Düğün nedeniyle de Vize Evrencik köyüne gitmem gerekti. Ki orman güzelliği burada çok daha farklı boyutlarda. Köye giderken bu zengin ormanın içine kılıç gibi saplanmış çimento fabrikası keşke olmasaydı. Anımsıyorum; kazanılan tüm mahkemelere rağmen bu fabrika engellenemedi. Tıpkı Keşan Saros sahillerinde, Sazlıdere’deki FSRU gibi. Orman kendisine saldıran sanayiye karşı direniyor ve yaşam, inadına var.

Keşan FSRU’yu anımsamışken, dört arkadaş yalnız olarak Yayla’da buluştuk. FSRU dahil her konuda iki gün iki gece,yakından başlayarak tüm dünyayı dolaştık. Fikir jimnastiği şeklinde geçen günlerimizde yeniden umut ektik zihinlerimize.

Pavli Panayırı da gezme amaçlı durağımız oldu. Yeni ürünler eski doğallığa zarar veriyor olsa da hareketlilik ve katılıma şaşmamak elde değil. Pehlivanköy’ün her sokağı, her bahçesi otopark olmuştu. Girişlerdeki kuyruk ise farklılığa, doğallığa, geleneklere yürüyenlerin müziklerini seslendiriyordu. Beklemeye rağmen kentlerdeki trafik gibi isyan, tepki yoktu.

Hafta sonu ise Enez’de bir toplantı vardı. Dün, bugün ve yarının tartışıldığı, beynimizdeki kireçlenmenin temizlendiği sohbetler yapıldı. Şaşılacak kadar durağan toplumun bu ataletten kurtulup yeniden ayağa nasıl kalkacağının tahlilleri yapıldı.Dünya oluştuğundan beri daima daha iyiyi arayan duyarlı insanlar vardır. Bunlara devrimci denir. Çünkü hep daha güzeli, daha insana yakışanı ararlar. İşte Trakya’nın her yerelinden buraya gelenler de böyle idi.

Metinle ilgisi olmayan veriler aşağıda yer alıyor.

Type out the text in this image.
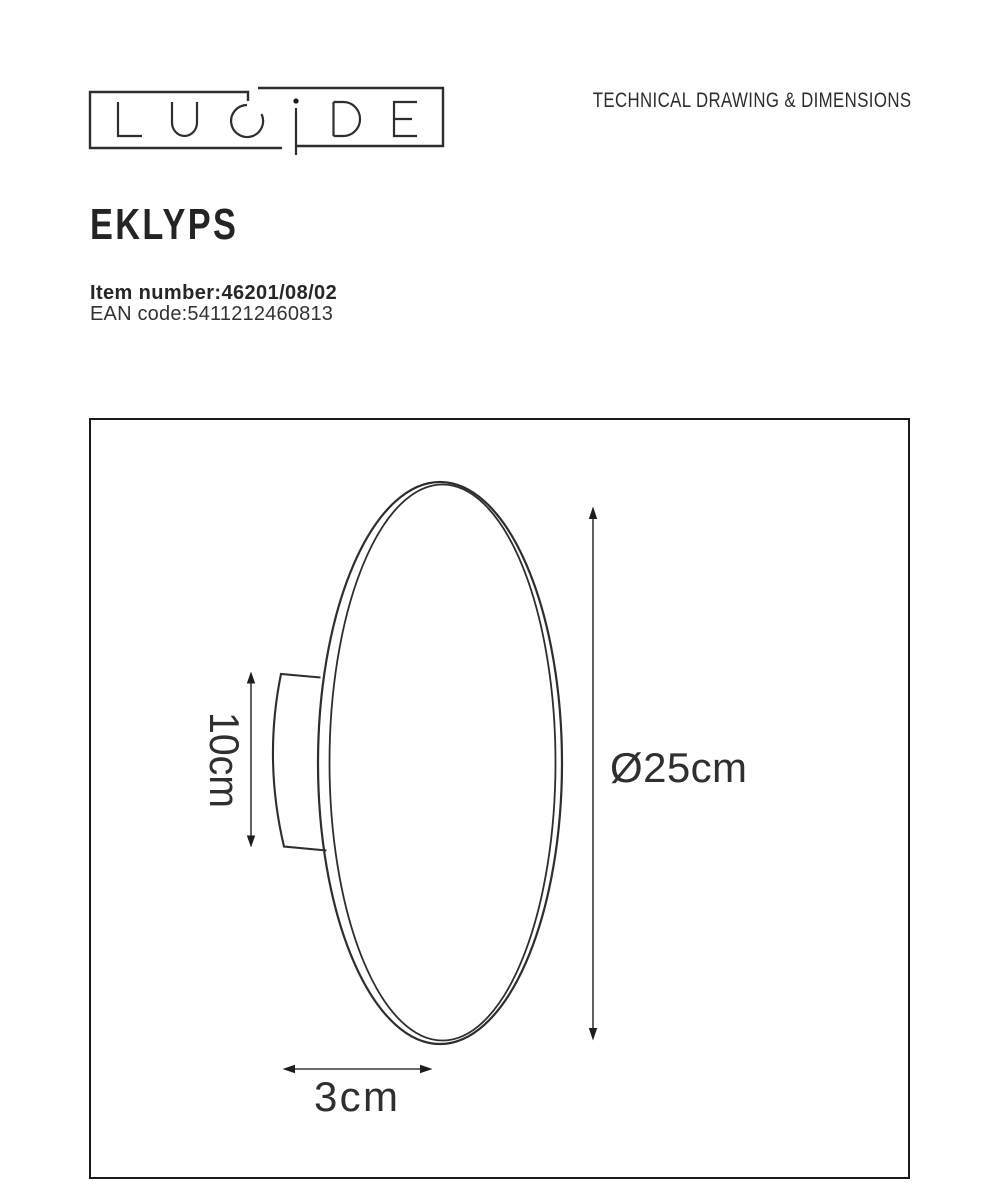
TECHNICAL DRAWING & DIMENSIONS
EKLYPS
Item number:46201/08/02
EAN code:5411212460813
10cm	Ø25cm
3cm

Gittiğim beş altı yer olsa da gidilen yerlere gelenler, görüştüklerim Trakya’nın her yerinden olunca zenginlik daha da artıyor. Bu süreçte her köy olmasa da her ilçe hakkında bilgi edinme fırsatı oldu. Kofçaz köylerinde RES’lerin yanlış yerlere kurulmasına karşı mücadeleyi görürken, Saros sahillerini koruma kavgasını da öğreniyorsun. Çerkezköy’deki işçi hareketinin yeniden nasıl ayağa kalktığından umutlanırken Lalapaşa Vaysal’daki kalker ocaklarından da haberdar oluyorsun. Trakya’yı bir bütün olarak örgütleyen Trakya Platformu daha da önemli oluyor bu yerel itirazlarda, direnişlerde.

Bu gezi ve ilişkilerden çıkardığım sonuç; bizleri tüketici olarak gören ve ölmeyecek gibi yaşamamızı reva gören iktidara karşı ses yükseltmenin zamanı geldi, geçiyor. Geç kalındı demek yanlış olur çünkü hiçbir şey için geç kalınmaz. O halde ne yapalım?

Yüz yıllık hatalarımızdan ders alalım ve yirmi iki yıllık iktidara ders verelim. Son seçimler her ne kadar umut verdiyse de bu umut büyütülmedikçe, muhalifler birleşmedikçe, yerel mücadeleler örgütlenmedikçe olmaz.

Yerellerde her alanda mücadele var. Bunlar bazen ekolojik dengeleri, bazen ormanı, bazen kıyıları koruma, bazen işçi ve insan hakları gibi yasal mücadelelerdir. Tüm bunlar hayatı değiştirmek adına önemlidir. Ama muhalif siyasetlerle buluştuğunda daha anlamlı olacaktır.

Bugün iktidara karşı temel üç muhalif siyaset alanı vardır diyebiliriz. Birincisi ana muhalefet partisidir. İkincisi kendisini Kürt hareketi olarak adlandıran ve etnik siyasetten arınmayı başarabilen siyasettir. Üçüncüsü de 1980 cuntası ile ezilen ve maalesef kendini henüz toparla(ya)mayan sosyalist siyasetler.

Altılı masa deneyimini de yaşayan toplumumuz artık benzer siyasetlerin ülkede demokrasi ile taçlanacak bir cumhuriyeti kuramayacakları tescillenmiştir. Bu nedenle bu üç siyasi görüş kendi içlerinde emek, üretim, cumhuriyet, laiklik, sosyal devlet ve üniter yapı gibi temel ilkelerde birleşerek ortak hareket etme zamanıdır. Bu da yukarıdan aşağıya değil yerellerden yukarıya baskı yaparak kalıcı olur.

Gezdiğim yerlerde, konuştuğum kişilerde ben bu umudu gördüm. Siyaset önderleri bu mücadelelere öncü olmalı. Ancak o zaman bir “birleşik mücadele” ile iktidara “dikkat yaşam var” diyebiliriz. Muhalifin ve örgütlenmenin çok olduğu aydın, cumhuriyetçi ve laik Edirne’de bu başlayabilir.